If yours is to be a fresh-water boat, they can save you significant money over bronze or stainless providing you take some precautions. Bed the pilot holes in thinned epoxy or red lead and goo, and they will hold up better than those on the left in the photo. I was in a hurry, only bedded a few pilot holes, and a decade later you can easily tell which ones. Skip those steps and they rust like their counterparts on the right. Where you can use them, galvanized steel fasteners are a distinct advantage come repair time, as a common brace chucked with a screwdriver bit backs even the rusty ones out easily. In turn, the heads of softer bronze and some stainless grades like to strip, and bronze screws twist off much more easily. Depending on boat size and how it will be used, the cost difference between metals can be significant. The price ratio between hot-dipped galvanized to 18-8 stainless to silicon bronze is typically 1 to 3X to 5X, and this boat used a dozen or so boxes of #10’s, #12’s and #14’s from 1 ½ to 2 ¼ inches long.
For greater economy, the boat could be nailed together and have the same longevity, it just wouldn’t be as easy to repair. I prefer bronze ring-shanks because they are soft…a pry bar and a hacksaw blade make disassembly almost as fast as a brace and galvanized screws.

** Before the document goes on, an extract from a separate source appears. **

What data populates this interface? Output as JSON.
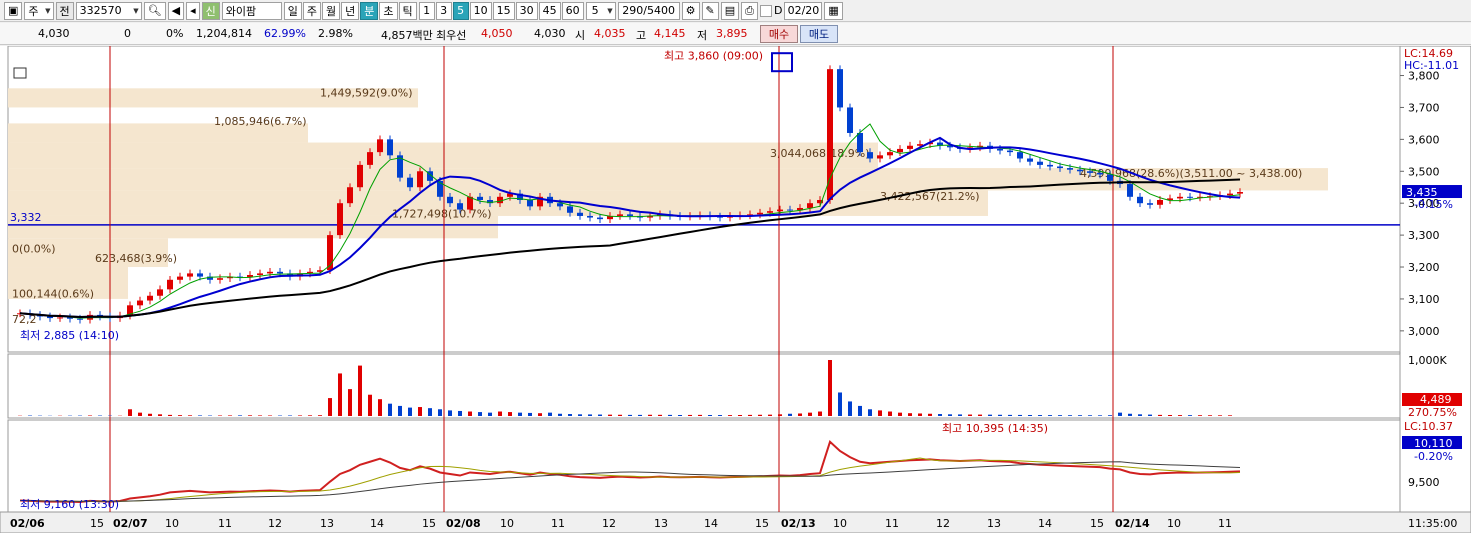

Once cut, the head is driven out with a punch and the pointed stub is driven into the wood to stay. Stainless ring-shanks or box nails aren’t anywhere near as easy, and are almost as expensive. Galvanized boat nails are also an option, but nails don’t bed as easily as screws and won’t last as long as a well-bedded screw.
And if you like to use a brace for screw chores as I do, I recommend you find an 8-incher on eBay for driving to supplement the 10 or 12-incher you probably are using for removals. Few out there value braces as user tools today, and even the rare ones go relatively cheaply. Smaller, lighter and surprisingly handier, the tiny 8-incher replaces the Yankee Screwdriver entirely in many instances…only with much more power, more precise control, and less carpal pain…plus saving you the step of rigging a different tool for many tight spots.
They can both lengthen the life of the sheer guards by providing padding from bumps, and also shorten the life of those guards if you don’t properly bed the screws or marline holes used to mount the rope. I failed to bed all those #6 stainless screws, allowing lots of water ingress from the slow-to-dry rope…and the Doug Fir guards rotted well before their time.